Well, I’ve sung it at the White House, but the most emotional rendition was when I sang it at the fourth game of the World Series at Yankee Stadium when they had the memorial for the three-hundred firemen that were killed. Bette Midler sang ‘Wind Beneath My Wings,’ Marc Anthony sang ‘God Bless America’ and I sang ‘God Bless the USA.’ That moment, when I stepped onto the podium at the pitcher’s mound and looked out into the audience was one of the most heartwarming moments for me. Before I went onstage I said to my wife, “I don’t believe this is the right song” — because “God Bless the USA” is a song not about remorse or sympathy, but it’s a song of encouragement, hope and spirit. But, when I got to the chorus, so many people stood up and they were holding pictures of their lost firemen, and that was the moment that I knew that it was the right thing. I’ll remember that for the rest of my life.

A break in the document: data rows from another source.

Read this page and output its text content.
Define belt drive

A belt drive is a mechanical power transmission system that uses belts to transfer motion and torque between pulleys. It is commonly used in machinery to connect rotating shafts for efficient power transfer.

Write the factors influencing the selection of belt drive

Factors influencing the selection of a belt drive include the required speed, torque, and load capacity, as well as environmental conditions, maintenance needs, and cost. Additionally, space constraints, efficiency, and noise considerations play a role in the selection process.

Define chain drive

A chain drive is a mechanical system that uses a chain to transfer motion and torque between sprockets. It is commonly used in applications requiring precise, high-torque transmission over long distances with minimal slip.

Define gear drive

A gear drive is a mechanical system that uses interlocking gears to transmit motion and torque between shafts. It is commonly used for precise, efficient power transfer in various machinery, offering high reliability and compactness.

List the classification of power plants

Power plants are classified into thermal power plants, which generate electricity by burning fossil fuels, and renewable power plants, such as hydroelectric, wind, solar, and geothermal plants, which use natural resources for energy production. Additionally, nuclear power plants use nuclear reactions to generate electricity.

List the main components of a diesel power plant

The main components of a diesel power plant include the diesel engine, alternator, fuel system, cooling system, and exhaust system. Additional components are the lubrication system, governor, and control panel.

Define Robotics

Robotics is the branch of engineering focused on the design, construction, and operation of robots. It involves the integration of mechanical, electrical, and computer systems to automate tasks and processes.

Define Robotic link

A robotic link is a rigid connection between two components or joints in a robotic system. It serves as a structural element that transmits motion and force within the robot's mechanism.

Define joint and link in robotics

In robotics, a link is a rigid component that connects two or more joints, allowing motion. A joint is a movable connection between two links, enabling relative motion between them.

“God Bless the USA” aside, is there a song from your career that you’d say was your next-favorite?
On one level, I guess it would be my first hit, “It Turns Me Inside Out.” Without that, there would have been no second hit, no career in country music. But the one I really like “I Don’t Mind the Thorns (If You’re the Rose.)” It was my fourth number one hit, but it had a similar message to Kenny Rogers’ “Lady,” another of my all-time favorite songs for the way it combined soft R&B and country with a great message of course.

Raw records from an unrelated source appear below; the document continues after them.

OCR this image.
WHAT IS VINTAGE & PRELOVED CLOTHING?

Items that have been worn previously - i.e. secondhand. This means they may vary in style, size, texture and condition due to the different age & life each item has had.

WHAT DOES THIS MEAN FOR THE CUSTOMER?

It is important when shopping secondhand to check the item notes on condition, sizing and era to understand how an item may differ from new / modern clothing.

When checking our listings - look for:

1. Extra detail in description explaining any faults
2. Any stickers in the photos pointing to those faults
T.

Why did you aim your book, Proud to be an American, at the kids’ market?
I have two kids who are twenty and twenty-one now, and a seventeen year-old. I tried to enhance their education by reading with them from an early age, but I never remembered reading a patriotic book with them. Kids need to hear what patriotism is about. They study the Declaration of Independence and the beginnings of our country, but ‘Proud to Be an American’ is more encompassing. It’s about what it means to live here in the greatest country on earth.
Are you actively involved in helping returning veterans from the Iraq and Afghanistan campaigns?

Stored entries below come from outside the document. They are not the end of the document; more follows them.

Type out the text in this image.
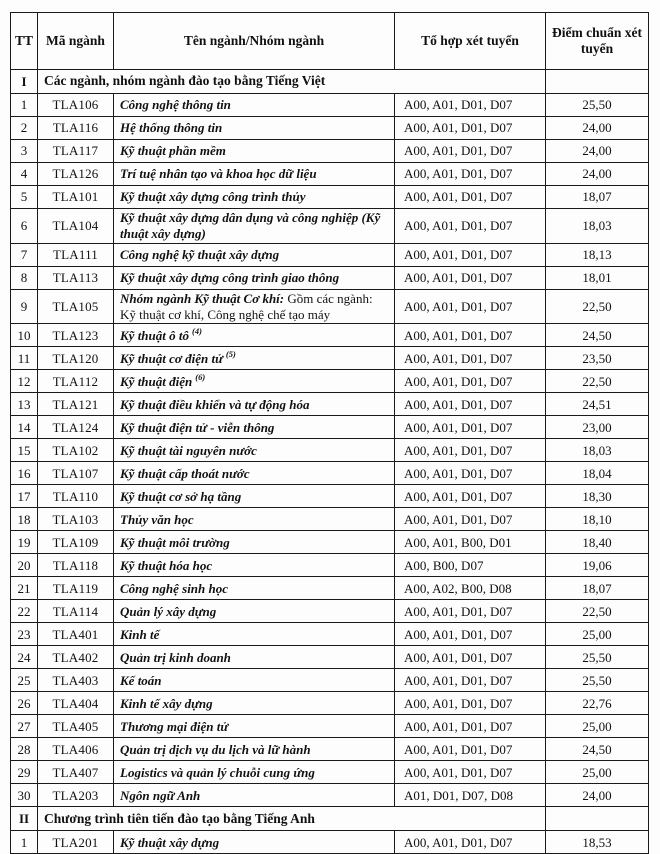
TT	Mã ngành	Tên ngành/Nhóm ngành	Tổ hợp xét tuyển	Điểm chuẩn xét tuyển
I	Các ngành, nhóm ngành đào tạo bằng Tiếng Việt			
1	TLA106	Công nghệ thông tin	A00, A01, D01, D07	25,50
2	TLA116	Hệ thống thông tin	A00, A01, D01, D07	24,00
3	TLA117	Kỹ thuật phần mềm	A00, A01, D01, D07	24,00
4	TLA126	Trí tuệ nhân tạo và khoa học dữ liệu	A00, A01, D01, D07	24,00
5	TLA101	Kỹ thuật xây dựng công trình thủy	A00, A01, D01, D07	18,07
6	TLA104	Kỹ thuật xây dựng dân dụng và công nghiệp (Kỹ thuật xây dựng)	A00, A01, D01, D07	18,03
7	TLA111	Công nghệ kỹ thuật xây dựng	A00, A01, D01, D07	18,13
8	TLA113	Kỹ thuật xây dựng công trình giao thông	A00, A01, D01, D07	18,01
9	TLA105	Nhóm ngành Kỹ thuật Cơ khí: Gồm các ngành: Kỹ thuật cơ khí, Công nghệ chế tạo máy	A00, A01, D01, D07	22,50
10	TLA123	Kỹ thuật ô tô $^{(4)}$	A00, A01, D01, D07	24,50
11	TLA120	Kỹ thuật cơ điện tử $^{(5)}$	A00, A01, D01, D07	23,50
12	TLA112	Kỹ thuật điện $^{(6)}$	A00, A01, D01, D07	22,50
13	TLA121	Kỹ thuật điều khiển và tự động hóa	A00, A01, D01, D07	24,51
14	TLA124	Kỹ thuật điện tử - viễn thông	A00, A01, D01, D07	23,00
15	TLA102	Kỹ thuật tài nguyên nước	A00, A01, D01, D07	18,03
16	TLA107	Kỹ thuật cấp thoát nước	A00, A01, D01, D07	18,04
17	TLA110	Kỹ thuật cơ sở hạ tầng	A00, A01, D01, D07	18,30
18	TLA103	Thủy văn học	A00, A01, D01, D07	18,10
19	TLA109	Kỹ thuật môi trường	A00, A01, B00, D01	18,40
20	TLA118	Kỹ thuật hóa học	A00, B00, D07	19,06
21	TLA119	Công nghệ sinh học	A00, A02, B00, D08	18,07
22	TLA114	Quản lý xây dựng	A00, A01, D01, D07	22,50
23	TLA401	Kinh tế	A00, A01, D01, D07	25,00
24	TLA402	Quản trị kinh doanh	A00, A01, D01, D07	25,50
25	TLA403	Kế toán	A00, A01, D01, D07	25,50
26	TLA404	Kinh tế xây dựng	A00, A01, D01, D07	22,76
27	TLA405	Thương mại điện tử	A00, A01, D01, D07	25,00
28	TLA406	Quản trị dịch vụ du lịch và lữ hành	A00, A01, D01, D07	24,50
29	TLA407	Logistics và quản lý chuỗi cung ứng	A00, A01, D01, D07	25,00
30	TLA203	Ngôn ngữ Anh	A01, D01, D07, D08	24,00
II	Chương trình tiên tiến đào tạo bằng Tiếng Anh			
1	TLA201	Kỹ thuật xây dựng	A00, A01, D01, D07	18,53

Yes, very much. I’m involved in Helping a Hero. It’s for wounded warriors and it helps them find homes that match their needs, whether those needs stem from PTSD, amputation, or whatever it may be. Home is your refuge. We’re supported by the police, fire departments, and service organizations. In seven years, we’ve built over one hundred homes in twenty-two states. We build them at the rate of two a month. And of course I’ve done over thirty USO tours.
What music finds its way to your turntable or iPod more often than any other?
You might be surprised. I love Tower of Power. That music is my inspiration. Horn-based rock. I love Blood, Sweat & Tears, as well. The big band approach to rock ‘n’ roll. Earth, Wind, and Fire, too.
What’s a day at home like for Lee Greenwood?
I get up at six AM. Get my high school-age kids out of the door. Make them breakfast sometimes. Run to the store. My wife, Kimberly, is a former Miss Tennessee, and she’s involved in pageant events in Tennessee, Georgia and Mississippi, so she’s as busy as I am. Then I have business meetings to map out tours and so on. My wife and I have to meet for planning sessions so we can match our schedules, plan our vacations, and make sense out of the craziness.
Have you done cruises before?
Yes! I get to meet the fans up close and personal. Everywhere you walk around the boat, folks want an autograph or a photo. And of course I get to hang out with fellow artists. I’m especially close with Joe Bonsall of the Oaks. So it’ll be a great time. Come on ‘n’ see us!